Герцог не помнил, когда именно возненавидел отца. Еще четырехлетним ребенком он понял, какие страдания причиняет отец матери, и однажды попытался ее защитить, однако отец изо всех сил ударил его. С тех пор мальчик жил в постоянном страхе. Не за себя, а за мать.
Хейдриан проникся жгучей ненавистью к отцу и желал ему смерти. Желание это исполнилось только двадцать лет спустя.
Однако герцог не был жесток, ни разу не ударил ни женщину, ни ребенка. Не пьет, не играет в карты. И уж конечно, не содомит.
Но в молодости отец увлекался женщинами, содомистом стал, когда постарел и поистаскался. Джентльмен никогда не стал бы обращаться с Николь так, как обошелся с ней вчера вечером герцог, но его отец не задумываясь поступил бы именно так.
Герцог боялся той стороны своего характера, которую неожиданно обнаружил, когда стал встречаться с Николь. Ни с одной женщиной ничего подобного не было.

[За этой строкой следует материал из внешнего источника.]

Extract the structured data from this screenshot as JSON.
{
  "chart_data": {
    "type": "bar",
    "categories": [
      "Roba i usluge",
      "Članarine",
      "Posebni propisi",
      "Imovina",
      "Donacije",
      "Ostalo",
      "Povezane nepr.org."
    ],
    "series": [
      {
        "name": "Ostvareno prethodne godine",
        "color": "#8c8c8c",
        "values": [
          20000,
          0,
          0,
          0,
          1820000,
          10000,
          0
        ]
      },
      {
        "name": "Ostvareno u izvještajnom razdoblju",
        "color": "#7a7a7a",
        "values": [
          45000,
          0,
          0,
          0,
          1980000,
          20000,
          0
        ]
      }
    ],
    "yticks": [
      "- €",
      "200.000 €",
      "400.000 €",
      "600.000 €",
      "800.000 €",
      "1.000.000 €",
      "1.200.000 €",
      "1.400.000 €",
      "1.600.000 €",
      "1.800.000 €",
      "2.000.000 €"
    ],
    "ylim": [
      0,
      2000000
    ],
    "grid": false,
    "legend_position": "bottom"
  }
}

Он обручен с Элизабет, которая приходится ему родственницей, она добрая, милая. Он никогда не причинит ей зла. Никогда не нарушит свой долг и будет хранить ей верность. Зачем же было испытывать судьбу вчера вечером в Драгморе? Если бы их с Николь застали врасплох, ему пришлось бы жениться на ней и разорвать помолвку с Элизабет. И Хейдриан подумал, что на какой-то момент утратил рассудок, когда набросился на Николь в библиотеке.